La explosión del Challenger el 28 de enero de 1986 consternó al mundo. Era el primer transbordador espacial que sufriría un accidente. Le seguiría el Columbia en febrero del 2003.
Un video muestra la cobertura de la señal de CNN relatada por el corresponsal Tom Mintier, cuando la nave espacial estadounidense se dirigía al espacio confiando en atraer de nuevo la atención del público hacia el programa espacial tripulado.
Pero lo que esos espectadores acabaron viendo fue uno de los peores accidentes en la historia de la astronáutica, y el primero tan grave que sufría la Nasa desde el incendio que acabó con las vidas de los tripulantes del Apolo 1, el 27 de enero de 1967.
El objetivo de la Nasa con la misión del transbordador espacial Challenger era disponer de un vehículo reutilizable que permitiera reducir los costos del acceso al espacio.
En la cobertura de la CNN se aprecian las caras de estupor del personal del control de misión en Houston, que no era capaz de procesar lo que acababa de ocurrir.
Los transbordadores espaciales se componían principalmente por tres partes bien diferenciadas. El transbordador en sí, el tanque de combustible naranja, y dos cohetes aceleradores más pequeños en cada lado llamados boosters. “Estos cohetes están formados por segmentos unidos por juntas de goma”, explicó a AIRE el experto en vuelos espaciales Diego Córdova, autor de Huellas en la Luna. Y siguió: “Estos anillos de goma se contraían demasiado con el frío y se dilataban mucho con el calor. Ese día, el 28 de enero de 1986, si bien era en Florida, las temperaturas eran inusualmente bajas y las juntas de goma de esos aceleradores se habían contraído demasiado”.
Esos cohetes contenían combustible sólido. “Cuando despegaba el transbordador, se empezaba a quemar combustible adentro y se formaba como una especie de viruta metálica que tapaba los orificios de esa goma contraída”, contó Córdova que agregó que hasta el accidente del Challenger todo venía saliendo bien.

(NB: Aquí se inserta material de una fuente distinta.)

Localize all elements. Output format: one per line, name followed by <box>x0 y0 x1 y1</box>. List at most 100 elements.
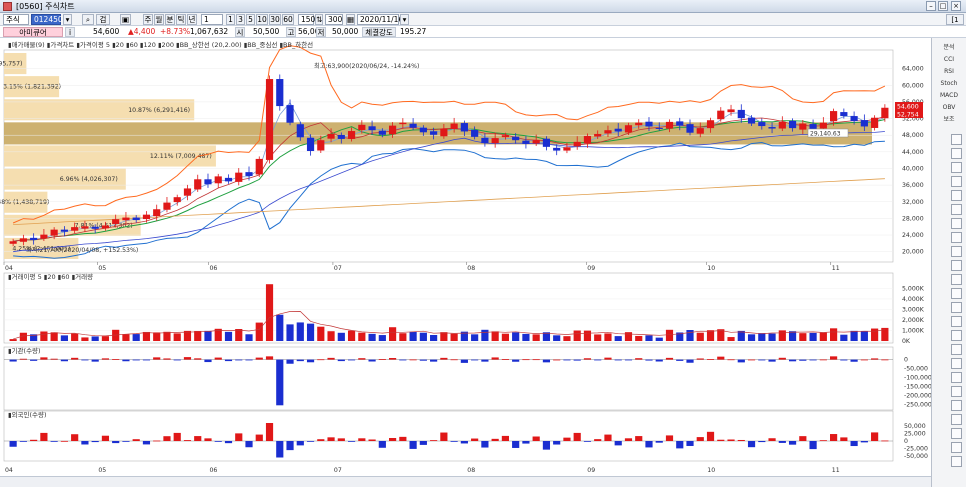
lock-icon[interactable]: ▣ <box>120 14 131 25</box>
drawing-tool-icon[interactable] <box>951 344 962 355</box>
drawing-tool-icon[interactable] <box>951 456 962 467</box>
institution-bar <box>799 359 807 361</box>
candle-body <box>860 120 868 127</box>
foreign-bar <box>532 436 540 441</box>
drawing-tool-icon[interactable] <box>951 218 962 229</box>
interval-5-button[interactable]: 5 <box>246 14 255 25</box>
foreign-bar <box>594 439 602 441</box>
institution-bar <box>245 359 253 361</box>
side-button-rsi[interactable]: RSI <box>935 66 963 77</box>
drawing-tool-icon[interactable] <box>951 148 962 159</box>
current-price-tag-label: 54,600 <box>897 104 919 111</box>
volume-bar <box>645 335 653 341</box>
drawing-tool-icon[interactable] <box>951 204 962 215</box>
drawing-tool-icon[interactable] <box>951 260 962 271</box>
drawing-tool-icon[interactable] <box>951 400 962 411</box>
drawing-tool-icon[interactable] <box>951 162 962 173</box>
drawing-tool-icon[interactable] <box>951 274 962 285</box>
interval-30-button[interactable]: 30 <box>269 14 281 25</box>
side-button-analysis[interactable]: 분석 <box>935 42 963 53</box>
maximize-button[interactable]: □ <box>938 1 948 11</box>
institution-bar <box>142 359 151 361</box>
dropdown-arrow-icon[interactable]: ▾ <box>63 14 72 25</box>
period-value-input[interactable]: 1 <box>201 14 223 25</box>
candle-body <box>214 176 222 184</box>
stock-chart-canvas[interactable]: 1.28% (695,757) 3.15% (1,821,392) 10.87% (… <box>0 38 931 476</box>
candle-body <box>194 179 202 190</box>
info-icon[interactable]: i <box>65 27 75 37</box>
volume-bar <box>727 337 735 341</box>
search-button[interactable]: 검색 <box>96 14 110 34</box>
side-button-macd[interactable]: MACD <box>935 90 963 101</box>
period-minute-button[interactable]: 분 <box>165 14 175 25</box>
period-year-button[interactable]: 년 <box>187 14 197 25</box>
volume-bar <box>419 332 427 341</box>
drawing-tool-icon[interactable] <box>951 190 962 201</box>
interval-60-button[interactable]: 60 <box>282 14 294 25</box>
candle-body <box>799 123 807 130</box>
drawing-tool-icon[interactable] <box>951 442 962 453</box>
code-input[interactable]: 012450 <box>31 14 63 25</box>
date-dropdown-icon[interactable]: ▾ <box>400 14 409 25</box>
calendar-icon[interactable]: ▦ <box>346 14 355 25</box>
drawing-tool-icon[interactable] <box>951 428 962 439</box>
foreign-bar <box>881 440 889 442</box>
volume-bar <box>604 333 612 341</box>
foreign-bar <box>830 434 838 441</box>
foreign-bar <box>860 441 868 443</box>
count-input[interactable]: 150 <box>298 14 315 25</box>
drawing-tool-icon[interactable] <box>951 372 962 383</box>
drawing-tool-icon[interactable] <box>951 232 962 243</box>
interval-10-button[interactable]: 10 <box>256 14 268 25</box>
date-input[interactable]: 2020/11/16 <box>357 14 403 25</box>
volume-bar <box>830 328 838 341</box>
price-tick-label: 48,000 <box>902 132 924 139</box>
price-tick-label: 28,000 <box>902 215 924 222</box>
candle-body <box>306 137 315 152</box>
interval-3-button[interactable]: 3 <box>236 14 245 25</box>
drawing-tool-icon[interactable] <box>951 176 962 187</box>
foreign-bar <box>512 441 520 448</box>
foreign-bar <box>799 436 807 441</box>
drawing-tool-icon[interactable] <box>951 330 962 341</box>
foreign-bar <box>265 423 274 441</box>
foreign-bar <box>676 441 684 449</box>
drawing-tool-icon[interactable] <box>951 358 962 369</box>
volume-bar <box>91 336 99 341</box>
foreign-bar <box>727 439 735 441</box>
market-select[interactable]: 주식 <box>3 14 29 25</box>
drawing-tool-icon[interactable] <box>951 414 962 425</box>
institution-bar <box>501 359 509 360</box>
drawing-tool-icon[interactable] <box>951 134 962 145</box>
foreign-bar <box>871 432 879 441</box>
minimize-button[interactable]: – <box>926 1 936 11</box>
search-icon[interactable]: ⌕ <box>82 14 94 25</box>
period-tick-button[interactable]: 틱 <box>176 14 186 25</box>
window-title: [0560] 주식차트 <box>16 2 75 11</box>
side-button-stoch[interactable]: Stoch <box>935 78 963 89</box>
institution-bar <box>409 359 417 361</box>
count-stepper[interactable]: ⇅ <box>315 14 323 25</box>
candle-body <box>265 79 274 160</box>
volume-tick-label: 4,000K <box>902 296 925 303</box>
foreign-bar <box>471 438 479 441</box>
side-button-aux[interactable]: 보조 <box>935 114 963 125</box>
period-week-button[interactable]: 주 <box>143 14 153 25</box>
foreign-bar <box>788 441 797 445</box>
foreign-bar <box>9 441 17 447</box>
close-button[interactable]: × <box>951 1 961 11</box>
drawing-tool-icon[interactable] <box>951 246 962 257</box>
drawing-tool-icon[interactable] <box>951 288 962 299</box>
foreign-bar <box>624 438 633 441</box>
drawing-tool-icon[interactable] <box>951 386 962 397</box>
drawing-tool-icon[interactable] <box>951 316 962 327</box>
institution-bar <box>378 359 386 360</box>
volume-bar <box>860 331 868 341</box>
interval-1-button[interactable]: 1 <box>226 14 235 25</box>
period-month-button[interactable]: 월 <box>154 14 164 25</box>
foreign-bar <box>183 440 192 441</box>
bottom-scrollbar[interactable] <box>0 476 931 487</box>
drawing-tool-icon[interactable] <box>951 302 962 313</box>
side-button-obv[interactable]: OBV <box>935 102 963 113</box>
side-button-cci[interactable]: CCI <box>935 54 963 65</box>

Leer más ► El científico argentino que halló cerca de Júpiter un elemento esencial
Una vez que esos cohetes se separaban del transbordador, el lanzamiento continuaba normalmente y la misión también. Al igual que con el Columbia, la Nasa terminó normalizando una acción riesgosa.
“Aquellos días previos al despegue del Challenger las temperaturas fueron bajo cero. Los anillos de goma se contrajeron demasiado y la viruta no llegó a sellar esos orificios. Entonces salió una especie de lengua de fuego por allí y los boosters empezaron a vibrar hasta golpear el tanque que estaba repleto de combustible”, contó el investigador argentino sobre la falla del Challenger.
Sin embargo, aclaró un detalle importante: “Cuando el cohete lateral golpea el tanque de combustible hace tambalear al transbordador y a la velocidad que iba, más que explotar, en realidad se desintegró por haber perdido la aerodinámica como pasó con el Columbia después”, reveló.
“El transbordador tenía que despegar de una manera muy particular, con una inclinación determinada. Si no despegaba de esa manera, al chocar con la atmósfera se desintegraba y eso es lo que pasó. De hecho, la cabina salió entera con los siete tripulantes y se supone que durante unos segundos estuvieron con vida aunque seguramente no habrán entendido nada de qué fue lo que pasaba en esos vertiginosos momentos. Se supone que el fallecimiento fue por impacto en el agua.A la velocidad a la que iban era imposible que sobrevivieran”, dijo.
Lo que se observa en los videos como una explosión es en realidad un fogonazo generado por el derrame de combustible. “Como fue al poquito tiempo de despegar el combustible estaba íntegro y se combustionó. Se desintegró por pegarle de una manera no aerodinámica a las capas de la atmósfera, donde estaba en ese momento”, agregó el especialista.
Leer más ► Alyssa Carson hará historia si logra ser la primera mujer en pisar Marte
Durante los primeros minutos después del accidente, el director de rescate de lanzamiento de la Nasa inició los procedimientos de recuperación, ordenando que los barcos utilizados por la agencia espacial para recuperar los cohetes aceleradores sólidos acudieran al punto donde la nave había impactado con el agua. El 1 de mayo de ese año ya se había encontrado una parte suficiente del cohete acelerador sólido derecho para determinar la causa original del accidente, y se puso fin a las operaciones de rescate principales.
Los restos identificados de la tripulación fueron devueltos a sus familias el 29 de abril de 1986. Dick Scobee y Michael J. Smith fueron enterrados por sus familias en el Cementerio Nacional de Arlington. El teniente coronel Ellison Onizuka fue enterrado en el Cementerio Nacional Conmemorativo del Pacífico de Honolulu (Hawaii).
Los restos no identificados fueron enterrados conjuntamente en el Monumento al Transbordador Espacial Challenger de Arlington el 20 de mayo de 1986.